Bullion for immediate delivery slid as much as 1.5 percent to $1,191.02 an ounce and traded at $1,196.57 at 3:59 p.m. in Singapore, according to Bloomberg generic pricing. The metal surged to $1,263.48 on Feb. 11, the highest level since February 2015. Shares of producers Newcrest Mining Ltd. and Zijin Mining Group Co. retreated.
Gold has pared its advance this year to 13 percent amid a rebound in Asian stocks, which is increasing risk appetite among investors after a flight to haven assets this year. Bullion markets may take comfort from European Central Bank President Mario Draghi’s comments Monday on his willingness to act should financial turmoil threaten price stability. Goldman Sachs recommended shorting the metal.

Stocks Rally

“The rally in equity markets has halted the upward move in gold for now,” said Jordan Eliseo, chief economist at Australian Bullion Co. in Sydney. The promise of more easing from the ECB and other developed market central banks will be supportive of bullion, though rallies in risk assets and the dollar will continue to exert downward pressure, he said in an e-mail.

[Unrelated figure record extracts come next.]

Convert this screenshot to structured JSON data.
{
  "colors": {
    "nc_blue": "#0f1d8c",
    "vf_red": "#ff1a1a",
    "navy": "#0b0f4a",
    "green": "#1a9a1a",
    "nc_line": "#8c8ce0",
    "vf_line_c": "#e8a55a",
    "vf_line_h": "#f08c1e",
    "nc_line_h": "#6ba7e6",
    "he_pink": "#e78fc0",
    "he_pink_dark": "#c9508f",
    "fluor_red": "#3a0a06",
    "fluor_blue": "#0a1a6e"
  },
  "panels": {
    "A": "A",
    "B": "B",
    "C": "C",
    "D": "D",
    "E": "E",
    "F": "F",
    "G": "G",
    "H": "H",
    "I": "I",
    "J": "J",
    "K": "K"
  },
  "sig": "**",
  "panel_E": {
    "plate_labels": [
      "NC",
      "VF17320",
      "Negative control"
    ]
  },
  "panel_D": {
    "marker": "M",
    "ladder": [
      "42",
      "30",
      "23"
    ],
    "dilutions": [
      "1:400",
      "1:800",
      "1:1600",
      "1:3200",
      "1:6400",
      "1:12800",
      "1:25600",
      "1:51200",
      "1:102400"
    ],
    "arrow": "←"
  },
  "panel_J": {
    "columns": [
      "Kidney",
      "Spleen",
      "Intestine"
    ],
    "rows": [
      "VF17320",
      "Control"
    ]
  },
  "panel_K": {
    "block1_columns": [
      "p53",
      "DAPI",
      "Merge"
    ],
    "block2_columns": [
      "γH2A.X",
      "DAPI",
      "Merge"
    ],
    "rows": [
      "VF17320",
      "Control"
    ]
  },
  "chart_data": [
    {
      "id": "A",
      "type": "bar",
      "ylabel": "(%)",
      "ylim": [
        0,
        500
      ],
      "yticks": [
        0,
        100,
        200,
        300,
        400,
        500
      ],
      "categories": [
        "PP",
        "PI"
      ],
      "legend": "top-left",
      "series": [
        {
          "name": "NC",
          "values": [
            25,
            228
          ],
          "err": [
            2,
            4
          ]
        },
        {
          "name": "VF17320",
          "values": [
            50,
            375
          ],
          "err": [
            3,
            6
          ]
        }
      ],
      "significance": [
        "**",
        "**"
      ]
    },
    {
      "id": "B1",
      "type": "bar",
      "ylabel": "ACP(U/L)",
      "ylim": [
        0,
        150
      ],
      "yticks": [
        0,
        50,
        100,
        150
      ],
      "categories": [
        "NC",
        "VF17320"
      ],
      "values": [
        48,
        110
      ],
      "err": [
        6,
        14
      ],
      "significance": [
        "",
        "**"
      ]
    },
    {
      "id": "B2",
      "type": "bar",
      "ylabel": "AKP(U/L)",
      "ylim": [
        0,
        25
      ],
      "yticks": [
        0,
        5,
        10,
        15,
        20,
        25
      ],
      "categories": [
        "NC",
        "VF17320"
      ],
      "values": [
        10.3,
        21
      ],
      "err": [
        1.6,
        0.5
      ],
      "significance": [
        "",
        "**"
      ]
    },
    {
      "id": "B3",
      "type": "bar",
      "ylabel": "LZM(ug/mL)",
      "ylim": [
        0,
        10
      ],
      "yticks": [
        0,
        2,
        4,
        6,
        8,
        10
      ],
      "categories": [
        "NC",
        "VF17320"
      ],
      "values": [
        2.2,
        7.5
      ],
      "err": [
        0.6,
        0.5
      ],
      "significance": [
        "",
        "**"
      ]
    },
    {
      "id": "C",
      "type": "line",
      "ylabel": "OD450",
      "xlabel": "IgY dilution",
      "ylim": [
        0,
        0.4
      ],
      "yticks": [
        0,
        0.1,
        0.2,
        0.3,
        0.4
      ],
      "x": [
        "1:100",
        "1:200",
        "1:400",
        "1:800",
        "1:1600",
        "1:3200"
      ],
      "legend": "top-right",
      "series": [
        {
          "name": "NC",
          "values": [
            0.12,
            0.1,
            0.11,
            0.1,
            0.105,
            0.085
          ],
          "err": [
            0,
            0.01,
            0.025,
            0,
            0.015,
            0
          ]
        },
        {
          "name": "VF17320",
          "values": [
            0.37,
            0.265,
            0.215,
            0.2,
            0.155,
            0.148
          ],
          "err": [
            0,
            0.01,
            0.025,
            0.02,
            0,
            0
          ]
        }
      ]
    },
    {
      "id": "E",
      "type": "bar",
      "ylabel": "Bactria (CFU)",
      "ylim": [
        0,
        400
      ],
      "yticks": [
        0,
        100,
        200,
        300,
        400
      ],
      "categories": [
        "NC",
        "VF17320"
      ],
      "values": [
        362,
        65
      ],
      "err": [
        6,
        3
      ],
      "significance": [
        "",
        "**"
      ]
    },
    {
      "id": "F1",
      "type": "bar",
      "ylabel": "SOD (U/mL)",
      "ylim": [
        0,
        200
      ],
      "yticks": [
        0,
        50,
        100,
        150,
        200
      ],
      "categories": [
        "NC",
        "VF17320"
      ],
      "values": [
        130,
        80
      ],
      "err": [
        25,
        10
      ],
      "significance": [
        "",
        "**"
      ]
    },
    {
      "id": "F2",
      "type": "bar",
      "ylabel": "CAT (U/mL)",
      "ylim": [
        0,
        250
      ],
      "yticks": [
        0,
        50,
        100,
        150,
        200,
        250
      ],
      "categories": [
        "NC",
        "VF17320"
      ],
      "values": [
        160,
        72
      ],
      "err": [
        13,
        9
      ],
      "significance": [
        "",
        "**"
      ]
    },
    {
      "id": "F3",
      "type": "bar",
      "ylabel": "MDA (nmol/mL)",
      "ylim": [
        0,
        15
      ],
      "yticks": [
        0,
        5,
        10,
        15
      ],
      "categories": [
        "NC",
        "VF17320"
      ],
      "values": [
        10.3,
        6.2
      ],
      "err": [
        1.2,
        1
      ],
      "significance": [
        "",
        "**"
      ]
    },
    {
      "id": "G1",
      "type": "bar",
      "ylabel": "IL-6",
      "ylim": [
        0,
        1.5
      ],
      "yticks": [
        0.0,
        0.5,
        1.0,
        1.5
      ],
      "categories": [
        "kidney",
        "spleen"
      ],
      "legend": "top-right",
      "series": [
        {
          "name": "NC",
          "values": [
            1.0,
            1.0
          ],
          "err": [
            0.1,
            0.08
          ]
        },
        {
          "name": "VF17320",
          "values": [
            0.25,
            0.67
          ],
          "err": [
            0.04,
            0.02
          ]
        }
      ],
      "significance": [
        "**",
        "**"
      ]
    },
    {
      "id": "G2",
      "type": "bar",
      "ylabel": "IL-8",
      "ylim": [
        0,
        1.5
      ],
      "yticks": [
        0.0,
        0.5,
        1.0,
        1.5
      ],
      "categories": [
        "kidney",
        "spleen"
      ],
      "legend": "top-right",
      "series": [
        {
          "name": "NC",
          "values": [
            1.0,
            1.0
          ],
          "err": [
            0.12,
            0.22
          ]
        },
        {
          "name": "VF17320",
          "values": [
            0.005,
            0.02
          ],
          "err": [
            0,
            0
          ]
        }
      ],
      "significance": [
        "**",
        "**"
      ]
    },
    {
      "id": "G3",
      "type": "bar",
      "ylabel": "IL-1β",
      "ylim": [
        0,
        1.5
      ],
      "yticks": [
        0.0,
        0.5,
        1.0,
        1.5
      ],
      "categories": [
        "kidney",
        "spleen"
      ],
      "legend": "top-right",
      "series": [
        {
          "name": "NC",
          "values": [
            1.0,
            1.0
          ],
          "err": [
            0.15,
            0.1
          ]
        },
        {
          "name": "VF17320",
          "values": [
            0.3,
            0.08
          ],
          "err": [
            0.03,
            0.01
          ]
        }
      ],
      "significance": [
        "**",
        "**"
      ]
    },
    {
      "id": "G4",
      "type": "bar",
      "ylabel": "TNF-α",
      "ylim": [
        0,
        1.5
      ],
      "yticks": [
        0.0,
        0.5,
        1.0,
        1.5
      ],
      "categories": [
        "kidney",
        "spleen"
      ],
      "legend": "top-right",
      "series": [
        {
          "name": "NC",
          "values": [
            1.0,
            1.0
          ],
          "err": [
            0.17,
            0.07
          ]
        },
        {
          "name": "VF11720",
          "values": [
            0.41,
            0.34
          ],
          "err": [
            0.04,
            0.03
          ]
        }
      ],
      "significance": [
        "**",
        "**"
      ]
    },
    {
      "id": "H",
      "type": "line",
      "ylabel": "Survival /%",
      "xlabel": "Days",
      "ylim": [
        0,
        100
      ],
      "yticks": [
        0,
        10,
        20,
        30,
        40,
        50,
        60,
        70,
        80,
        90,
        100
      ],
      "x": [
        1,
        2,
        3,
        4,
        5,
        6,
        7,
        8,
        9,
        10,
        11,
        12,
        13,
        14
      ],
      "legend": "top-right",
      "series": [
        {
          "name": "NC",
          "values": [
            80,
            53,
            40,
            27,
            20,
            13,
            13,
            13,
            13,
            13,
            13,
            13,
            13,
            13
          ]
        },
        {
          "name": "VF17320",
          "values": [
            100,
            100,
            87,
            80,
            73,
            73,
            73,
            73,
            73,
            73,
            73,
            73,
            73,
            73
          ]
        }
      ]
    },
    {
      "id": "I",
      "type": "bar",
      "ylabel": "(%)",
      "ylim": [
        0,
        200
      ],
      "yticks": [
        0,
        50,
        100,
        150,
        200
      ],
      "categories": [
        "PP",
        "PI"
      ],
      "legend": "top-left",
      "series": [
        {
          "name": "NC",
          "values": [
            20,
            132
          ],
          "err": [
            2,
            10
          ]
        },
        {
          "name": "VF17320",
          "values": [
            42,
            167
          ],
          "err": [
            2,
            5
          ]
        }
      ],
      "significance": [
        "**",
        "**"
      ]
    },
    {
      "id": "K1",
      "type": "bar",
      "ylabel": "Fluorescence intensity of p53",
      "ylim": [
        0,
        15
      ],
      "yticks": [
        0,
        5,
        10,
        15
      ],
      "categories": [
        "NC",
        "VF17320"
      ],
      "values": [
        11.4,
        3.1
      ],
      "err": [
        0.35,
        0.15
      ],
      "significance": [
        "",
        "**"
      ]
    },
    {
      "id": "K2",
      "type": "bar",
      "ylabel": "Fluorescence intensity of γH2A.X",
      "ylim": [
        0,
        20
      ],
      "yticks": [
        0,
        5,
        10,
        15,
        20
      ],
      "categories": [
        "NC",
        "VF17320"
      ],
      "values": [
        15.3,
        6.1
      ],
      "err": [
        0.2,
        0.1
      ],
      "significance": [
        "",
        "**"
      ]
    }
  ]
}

The MSCI Asia Pacific Index rose 0.8 percent, extending a rally that lifted the regional equities gauge from the lowest level since 2012, as energy and financials shares climbed. The measure jumped 4.1 percent Monday, the biggest advance since September.
Gold prices will slump back to $1,100 an ounce in three months and $1,000 an ounce in 12 months, Goldman analysts including Jeffrey Currie and Max Layton wrote in a report received on Tuesday, reiterating targets in a note last week. It’s “time to sell the fear barometer,” the bank said.
Bullion of 99.99 percent purity declined 0.9 percent to 251.39 yuan a gram ($1,200.81 an ounce) on the Shanghai Gold Exchange. Spot silver fell as much as 1.3 percent to $15.1432 an ounce in London, platinum dropped 0.7 percent while palladium slid 0.6 percent.